During those bleak days of my life I owe my sanity to my homeroom teacher and a certain Korean student.

My homeroom teacher taught us math, the one subject I could completely understand. He spoke in a clear slower version of Korean, carefully explaining everything. It was such a relief just to listen and be able to understand what he was saying that for a time I could forget my troubles.

Unfortunately, math wasn't my only subject, and our teacher couldn't be around every break time. That was when Song Uk Hong, the aforementioned Korean student, kept me alive. He was and still is the most serious student in our class. Whenever he saw me he would acknowledge my existence with a firm nod of his head as if to say, "Good! Keep on trying, you can do it!" He didn't treat me like a zoo exhibit, there to be gawked at, but treated me as an equal.

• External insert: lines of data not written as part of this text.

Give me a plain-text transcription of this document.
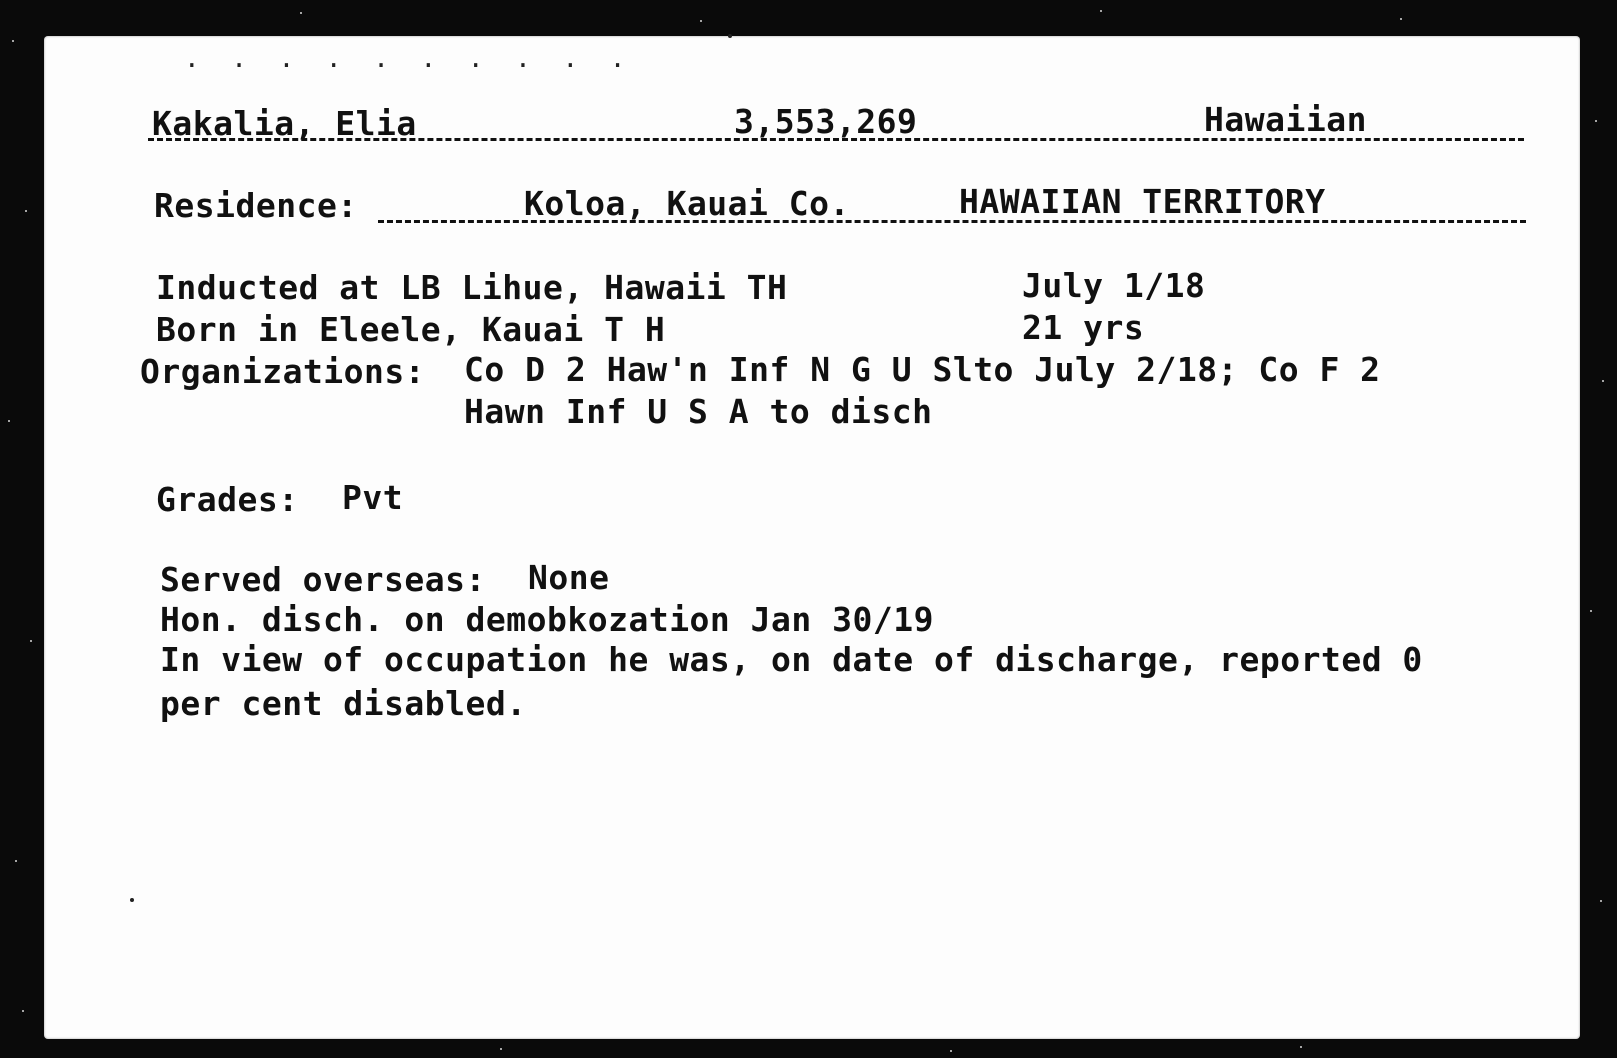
. . . . . . . . . .
Kakalia, Elia	3,553,269	Hawaiian
Residence:	Koloa, Kauai Co.	HAWAIIAN TERRITORY
Inducted at LB Lihue, Hawaii TH	July 1/18
Born in Eleele, Kauai T H	21 yrs
Organizations: Co D 2 Haw'n Inf N G U Slto July 2/18; Co F 2
Hawn Inf U S A to disch
Grades: Pvt
Served overseas: None
Hon. disch. on demobkozation Jan 30/19
In view of occupation he was, on date of discharge, reported 0
per cent disabled.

As time has worn on, I have become more and more used to life in middle school. The people have stopped gawking, and have gone on to other things. Unfortunately, sometimes someone will come up to me and ask a question and I, not catching it all because it was slightly too fast, will respond "Huh?" and then the Korean will rephrase his question in broken English rather than just repeating himself slightly more slowly. This makes me feel as if they think I'm a moron. So I'm doing my best to remedy the situation. Despite all this, I'm glad I'm not going to Sun Hwa, because I think public school is much harder; but the rewards of being pushed to learn Korean faster are much greater.

The river of middle school life has given up a lot of its jagged rocks, crags, rapids and other dangers, but it's still far from being a smooth ride. When it's over, at least I'll be alive and sane and all the better for it!

Reprinted from the "International Blessed Children's News from Korea."